The implementation includes robust error handling:

  • Network timeout and retry logic
  • JSON parsing validation
  • Missing data interpolation
  • API rate limit awareness

Key Takeaways

  1. RL as Sequence Modeling: The Decision Transformer reframes RL as conditional sequence generation, enabling the use of powerful transformer architectures for sequential decision-making. This paradigm shift eliminates the need for value functions, temporal difference learning, or policy gradients.

  2. Return-to-Go Conditioning: By conditioning on desired future returns, the Decision Transformer allows traders to specify performance targets and generate strategies accordingly. Higher RTG values produce more aggressive strategies; lower values produce conservative ones.

  3. Offline RL for Trading: The Decision Transformer is ideal for offline RL in financial markets, where online exploration is costly and dangerous. It learns from historical data without requiring a market simulator.

  4. Causal Transformer Architecture: The masked self-attention mechanism ensures autoregressive generation — each action prediction only depends on past observations, maintaining temporal causality. This is critical for avoiding look-ahead bias in trading.

  5. Practical Considerations: While the Decision Transformer is powerful, practitioners must address distribution shift (the model may encounter states not seen during training), non-stationarity (market dynamics change over time), and reward specification (choosing appropriate reward functions that align with trading objectives).

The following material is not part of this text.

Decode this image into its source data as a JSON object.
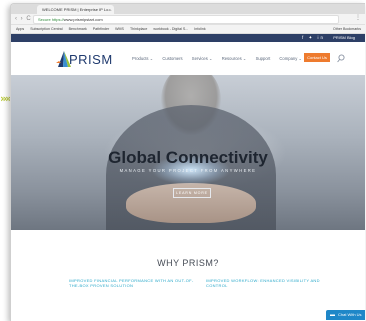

  6. Scalability: The transformer architecture scales well with data and compute, enabling training on large multi-asset datasets spanning years of market history.

  7. Future Directions: Extensions include multi-modal state representations (combining OHLCV with order book data and sentiment), hierarchical Decision Transformers for multi-timeframe strategies, and online fine-tuning with conservative exploration.


References

  1. Chen, L., Lu, K., Rajeswaran, A., Lee, K., Grover, A., Laskin, M., Abbeel, P., Srinivas, A., & Mordatch, I. (2021). Decision Transformer: Reinforcement Learning via Sequence Modeling. NeurIPS 2021.
  2. Janner, M., Li, Q., & Levine, S. (2021). Offline Reinforcement Learning as One Big Sequence Modeling Problem. NeurIPS 2021.
  3. Vaswani, A., Shazeer, N., Parmar, N., Uszkoreit, J., Jones, L., Gomez, A. N., Kaiser, L., & Polosukhin, I. (2017). Attention Is All You Need. NeurIPS 2017.
  4. Levine, S., Kumar, A., Tucker, G., & Fu, J. (2020). Offline Reinforcement Learning: Tutorial, Review, and Perspectives on Open Problems. arXiv:2005.01643.
  5. Zheng, Q., Zhang, A., & Grover, A. (2022). Online Decision Transformer. ICML 2022.